De Plittersdorf au centre-ville
Les bateaux accostent à Plittersdorf, le plus ancien quartier de Rastatt, posé directement sur le Rhin face à l'Alsace. Un appontement moderne y accueille depuis 2017 des unités de croisière de grande taille, à quelques mètres du bac qui relie toute l'année la rive allemande au village français de Seltz. Le centre historique se trouve à environ six kilomètres : les excursions organisées et les navettes franchissent la distance en une quinzaine de minutes à travers les champs de la plaine rhénane. Ceux qui restent près du fleuve découvrent un village au caractère bien trempé, où les anciennes maisons de pêcheurs regardent passer les convois de péniches entre les prairies inondables.
Le château résidentiel
Impossible de manquer l'édifice : trois ailes monumentales refermées sur une vaste cour d'honneur, une façade couleur sable et, au sommet, une figure dorée qui scintille au soleil. À l'intérieur, les enfilades d'apparat déploient stucs, dorures et plafonds peints en trompe-l'œil par des maîtres italiens. Les visites guidées mènent jusqu'à la salle des ancêtres, où le maître des lieux célébrait ses victoires militaires sous un plafond peint à sa gloire. La demeure servit de modèle à d'autres cours allemandes, et l'on comprend vite pourquoi : rien n'y semble laissé au hasard, de l'axe des jardins au moindre médaillon doré. Les lieux accueillent aussi un musée d'histoire militaire, tandis que les jardins à la française invitent à une promenade paisible entre les parterres.

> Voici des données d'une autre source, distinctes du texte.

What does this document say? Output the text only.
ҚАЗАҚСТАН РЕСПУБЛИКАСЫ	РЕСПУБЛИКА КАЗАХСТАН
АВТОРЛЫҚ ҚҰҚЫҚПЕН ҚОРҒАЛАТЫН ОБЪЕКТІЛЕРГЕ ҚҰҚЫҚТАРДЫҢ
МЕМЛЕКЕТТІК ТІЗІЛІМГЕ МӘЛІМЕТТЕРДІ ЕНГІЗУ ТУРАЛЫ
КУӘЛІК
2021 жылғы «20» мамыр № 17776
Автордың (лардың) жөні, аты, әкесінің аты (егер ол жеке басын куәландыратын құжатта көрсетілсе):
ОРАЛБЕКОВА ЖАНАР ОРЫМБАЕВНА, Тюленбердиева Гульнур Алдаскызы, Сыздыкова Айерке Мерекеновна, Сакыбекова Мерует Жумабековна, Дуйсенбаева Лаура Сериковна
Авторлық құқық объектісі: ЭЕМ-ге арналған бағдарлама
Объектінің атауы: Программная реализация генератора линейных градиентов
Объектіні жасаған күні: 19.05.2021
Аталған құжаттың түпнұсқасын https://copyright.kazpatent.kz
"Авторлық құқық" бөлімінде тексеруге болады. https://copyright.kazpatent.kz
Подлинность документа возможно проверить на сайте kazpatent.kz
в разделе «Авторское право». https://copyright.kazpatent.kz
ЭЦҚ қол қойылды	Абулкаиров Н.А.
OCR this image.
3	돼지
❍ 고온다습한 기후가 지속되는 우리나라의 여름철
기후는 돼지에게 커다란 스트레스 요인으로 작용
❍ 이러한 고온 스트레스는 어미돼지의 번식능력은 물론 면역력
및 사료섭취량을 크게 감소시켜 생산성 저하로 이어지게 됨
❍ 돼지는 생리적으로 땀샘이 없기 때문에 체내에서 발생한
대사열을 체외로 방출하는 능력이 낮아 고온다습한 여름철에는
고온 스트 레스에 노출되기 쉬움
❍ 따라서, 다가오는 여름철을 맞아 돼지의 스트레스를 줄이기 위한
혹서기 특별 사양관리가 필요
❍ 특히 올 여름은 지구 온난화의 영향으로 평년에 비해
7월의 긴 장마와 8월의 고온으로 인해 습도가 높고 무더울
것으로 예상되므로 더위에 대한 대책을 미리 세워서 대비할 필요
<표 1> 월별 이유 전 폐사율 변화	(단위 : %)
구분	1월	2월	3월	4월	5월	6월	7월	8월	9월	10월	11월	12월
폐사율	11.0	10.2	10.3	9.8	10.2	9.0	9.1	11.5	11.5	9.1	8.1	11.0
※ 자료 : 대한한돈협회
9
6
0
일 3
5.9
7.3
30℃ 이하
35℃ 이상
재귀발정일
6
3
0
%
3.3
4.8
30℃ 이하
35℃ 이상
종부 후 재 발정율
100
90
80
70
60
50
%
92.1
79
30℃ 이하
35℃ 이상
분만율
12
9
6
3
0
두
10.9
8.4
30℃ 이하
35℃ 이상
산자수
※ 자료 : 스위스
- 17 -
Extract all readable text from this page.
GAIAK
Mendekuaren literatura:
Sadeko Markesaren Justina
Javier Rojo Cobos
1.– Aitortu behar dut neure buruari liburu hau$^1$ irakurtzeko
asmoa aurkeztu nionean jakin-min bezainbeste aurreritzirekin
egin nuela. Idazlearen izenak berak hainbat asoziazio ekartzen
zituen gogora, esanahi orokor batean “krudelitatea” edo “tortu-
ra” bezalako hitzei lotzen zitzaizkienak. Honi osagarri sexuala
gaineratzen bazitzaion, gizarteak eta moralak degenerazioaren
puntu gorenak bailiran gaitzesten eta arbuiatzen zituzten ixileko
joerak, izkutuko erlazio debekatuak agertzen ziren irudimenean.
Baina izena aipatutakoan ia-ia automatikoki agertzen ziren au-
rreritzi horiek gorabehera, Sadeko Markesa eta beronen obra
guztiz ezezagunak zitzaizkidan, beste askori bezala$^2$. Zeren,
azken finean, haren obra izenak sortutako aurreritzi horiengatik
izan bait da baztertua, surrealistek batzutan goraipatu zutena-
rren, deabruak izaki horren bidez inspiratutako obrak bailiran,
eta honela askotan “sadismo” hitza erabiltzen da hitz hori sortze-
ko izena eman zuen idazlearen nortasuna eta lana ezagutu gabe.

Favorite, le château de porcelaine
À cinq kilomètres du centre, la veuve de Türkenlouis, Sibylla Augusta, se fit construire entre 1710 et 1727 une retraite d'été d'un raffinement rare, Favorite. Derrière sa façade incrustée de galets scintillants, les cabinets tapissés de faïences et de porcelaines lui valent son surnom. C'est l'un des rares « châteaux de porcelaine » d'Europe parvenus jusqu'à nous dans leur état d'origine; plusieurs excursions d'escale le combinent avec la visite principale.
Une petite ville, deux traités et une révolution
Rastatt a vu l'histoire européenne s'écrire à sa table. En 1714, le traité qui y fut signé mit fin à la guerre de Succession d'Espagne. Un siècle et demi plus tard, la ville devint le dernier bastion de la révolution badoise de 1849 : la forteresse fédérale s'y rendit après un long siège, et un mémorial installé dans le château retrace aujourd'hui ce combat pour les libertés démocratiques allemandes. Entre deux visites, la place du marché, l'église Saint-Alexandre et les façades baroques du centre se découvrent aisément à pied.
Repères pratiques
- Accostage à Rastatt-Plittersdorf, au bord du Rhin; centre-ville à environ 6 km par navette ou excursion.
- Résidence des margraves : intérieurs accessibles en visite guidée; jardins en accès libre.
- Favorite : à combiner avec la première visite, environ 15 minutes de route.
- Le bac de Plittersdorf permet une incursion à pied côté alsacien, vers Seltz.
Avant de larguer les amarres
Au retour vers le fleuve, les clochers de la plaine défilent derrière les vergers, et l'on mesure le contraste de cette escale : un village de pêcheurs au bord de l'eau, un palais à l'horizon, et entre les deux, trois siècles d'histoire européenne condensés dans une ville que peu de voyageurs savent situer sur une carte. C'est exactement ce genre de surprise qui donne son sel à la navigation sur le Rhin.